We already have a pandemic, it just isn’t as sexy.

Viral greetings

It has no doubt troubled you, in this age of the coronavirus, about the proper etiquette in greeting someone. You clearly can’t take the risk of shaking hands, rubbing noses or face masks, and certainly not kissing on the cheek. So what to do? A nod? A Japanese-style bow? Applaud, with newly-washed hands, like the Chinese? I think sticking out your tongue, as the Tibetans do, might send the wrong signal.

You might put your palms together and bow, as in India, or put your right hand over your heart (or perhaps your wallet if it is a stranger), common in the Middle East. I like the Maasai way of jumping on the spot, but it’s bad for the knee joints.

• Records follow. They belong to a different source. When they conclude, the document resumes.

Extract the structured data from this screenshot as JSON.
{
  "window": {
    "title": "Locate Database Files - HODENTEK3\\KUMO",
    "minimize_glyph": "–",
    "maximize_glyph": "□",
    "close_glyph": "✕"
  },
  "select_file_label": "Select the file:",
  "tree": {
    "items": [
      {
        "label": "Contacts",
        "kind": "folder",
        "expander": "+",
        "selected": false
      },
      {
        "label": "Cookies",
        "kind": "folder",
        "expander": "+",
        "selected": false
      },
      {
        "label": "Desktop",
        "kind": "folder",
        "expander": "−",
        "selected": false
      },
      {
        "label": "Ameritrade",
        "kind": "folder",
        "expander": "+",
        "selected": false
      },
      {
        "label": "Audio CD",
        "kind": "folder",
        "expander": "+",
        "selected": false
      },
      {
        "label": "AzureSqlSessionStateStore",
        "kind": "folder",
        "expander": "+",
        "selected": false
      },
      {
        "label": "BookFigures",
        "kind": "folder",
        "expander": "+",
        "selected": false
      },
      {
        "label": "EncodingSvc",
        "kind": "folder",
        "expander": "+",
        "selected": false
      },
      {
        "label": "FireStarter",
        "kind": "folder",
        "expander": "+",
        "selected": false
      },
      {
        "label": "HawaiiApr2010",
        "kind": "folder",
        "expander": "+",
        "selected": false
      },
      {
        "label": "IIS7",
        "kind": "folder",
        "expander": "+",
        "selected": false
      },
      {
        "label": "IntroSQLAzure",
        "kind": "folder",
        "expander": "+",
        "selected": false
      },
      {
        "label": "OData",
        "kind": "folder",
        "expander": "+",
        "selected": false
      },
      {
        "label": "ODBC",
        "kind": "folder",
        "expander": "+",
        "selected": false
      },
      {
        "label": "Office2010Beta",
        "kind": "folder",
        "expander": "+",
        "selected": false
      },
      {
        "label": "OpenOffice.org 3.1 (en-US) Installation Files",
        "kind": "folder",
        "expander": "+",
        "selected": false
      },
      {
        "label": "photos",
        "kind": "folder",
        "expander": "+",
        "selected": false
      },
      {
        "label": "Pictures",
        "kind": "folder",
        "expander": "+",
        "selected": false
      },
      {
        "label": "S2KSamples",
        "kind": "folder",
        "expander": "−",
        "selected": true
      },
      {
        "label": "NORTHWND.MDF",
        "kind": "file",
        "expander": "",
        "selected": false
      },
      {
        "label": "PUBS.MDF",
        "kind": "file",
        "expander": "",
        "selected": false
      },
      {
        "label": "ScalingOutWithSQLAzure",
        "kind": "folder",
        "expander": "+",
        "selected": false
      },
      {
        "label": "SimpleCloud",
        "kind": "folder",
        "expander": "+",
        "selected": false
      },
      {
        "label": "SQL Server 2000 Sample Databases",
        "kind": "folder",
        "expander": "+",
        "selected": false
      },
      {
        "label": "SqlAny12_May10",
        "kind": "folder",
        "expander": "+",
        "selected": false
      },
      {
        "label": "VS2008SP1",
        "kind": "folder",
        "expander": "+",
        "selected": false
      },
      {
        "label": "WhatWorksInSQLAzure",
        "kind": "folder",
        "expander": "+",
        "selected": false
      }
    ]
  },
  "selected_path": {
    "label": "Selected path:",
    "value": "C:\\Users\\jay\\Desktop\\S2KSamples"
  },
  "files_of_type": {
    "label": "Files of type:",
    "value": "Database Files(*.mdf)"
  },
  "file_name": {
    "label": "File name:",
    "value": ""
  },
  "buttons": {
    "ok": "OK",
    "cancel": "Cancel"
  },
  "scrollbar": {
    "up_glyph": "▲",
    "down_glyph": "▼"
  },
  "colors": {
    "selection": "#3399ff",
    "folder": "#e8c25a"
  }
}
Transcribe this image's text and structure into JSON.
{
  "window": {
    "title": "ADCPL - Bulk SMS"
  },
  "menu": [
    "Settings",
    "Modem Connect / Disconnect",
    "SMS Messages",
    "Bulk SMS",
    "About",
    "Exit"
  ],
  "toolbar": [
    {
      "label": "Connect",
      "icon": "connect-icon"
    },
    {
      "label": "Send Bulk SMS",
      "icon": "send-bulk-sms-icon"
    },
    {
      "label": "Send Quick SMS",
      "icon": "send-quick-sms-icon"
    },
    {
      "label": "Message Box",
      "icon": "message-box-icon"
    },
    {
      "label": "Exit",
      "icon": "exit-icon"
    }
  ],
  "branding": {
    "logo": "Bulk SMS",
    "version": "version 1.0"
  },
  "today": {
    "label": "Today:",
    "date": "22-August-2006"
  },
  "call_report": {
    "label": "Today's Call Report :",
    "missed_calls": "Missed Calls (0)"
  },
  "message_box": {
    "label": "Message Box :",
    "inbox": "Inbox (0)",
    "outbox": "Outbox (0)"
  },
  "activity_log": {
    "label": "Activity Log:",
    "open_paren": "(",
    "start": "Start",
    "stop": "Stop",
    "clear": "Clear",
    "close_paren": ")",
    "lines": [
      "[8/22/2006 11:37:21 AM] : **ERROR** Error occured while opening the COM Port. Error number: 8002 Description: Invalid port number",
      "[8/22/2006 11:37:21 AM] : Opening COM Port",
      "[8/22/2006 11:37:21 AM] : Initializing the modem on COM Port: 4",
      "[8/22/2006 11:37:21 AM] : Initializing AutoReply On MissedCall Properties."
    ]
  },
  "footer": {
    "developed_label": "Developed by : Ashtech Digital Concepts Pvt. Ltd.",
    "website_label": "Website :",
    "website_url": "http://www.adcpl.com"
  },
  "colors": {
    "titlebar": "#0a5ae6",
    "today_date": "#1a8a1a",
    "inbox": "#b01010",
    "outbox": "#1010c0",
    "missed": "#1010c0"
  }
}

Better to self-isolate from etiquette. It’s worked for me for years.

Border madness

It’s not just a sense of perspective that’s needed by US broadcaster CNN but geography. After the German health minister warned that his country was facing a coronavirus epidemic, CNN reported that “Germany is not considering closing the country’s borders with Italy due to the coronavirus outbreak”. It would take a miracle, or an invasion, to do so, because Germany, as anyone who has cast even a brief glance at the globe will know, does not have a border with Italy.

Seize the disease

Did the US author Dean Koontz actually predict the coronavirus 40 years ago in his apocalypse novel The Eyes Of Darkness. No, it’s just a fortuitous marketing opportunity. In the book, the deadly virus – named Wuhan-400 – was man-ade in the Chinese city with 100% fatalities, unlike the present-day one. And in the original edition, published while the Cold War was still a reality, the virus was called Gorki-400, after the the Russian city. When relations thawed China became the new enemy and the virus was renamed in subsequent editions.

Steel-y indifference

I had a passing acquaintance with David Steel, Lord Steel of Aikwood as he became, a few years ago. It was around the time he was failing to do anything about the paedophile Cyril Smith. Steel was Liberal leader, later prominent in the LibDems, the present leadership of which appears to think that not just putting up with, but successfully championing a child abuser for a knighthood, as Steel did, is excusable. After being initially suspended from the party, Steel was ushered back in last year with the declaration that he had “ultimately nothing to answer”.

From Steel there has been not the whiff of an apology to Smith’s victims, or over his failure to report the beast to the authorities. Indeed, he’s cast himself as the victim. He’s said he will retire from the Lords shortly. Not that he will give up his title. If there is any justice and even partial recompense to the victims it would be in him being stripped of it.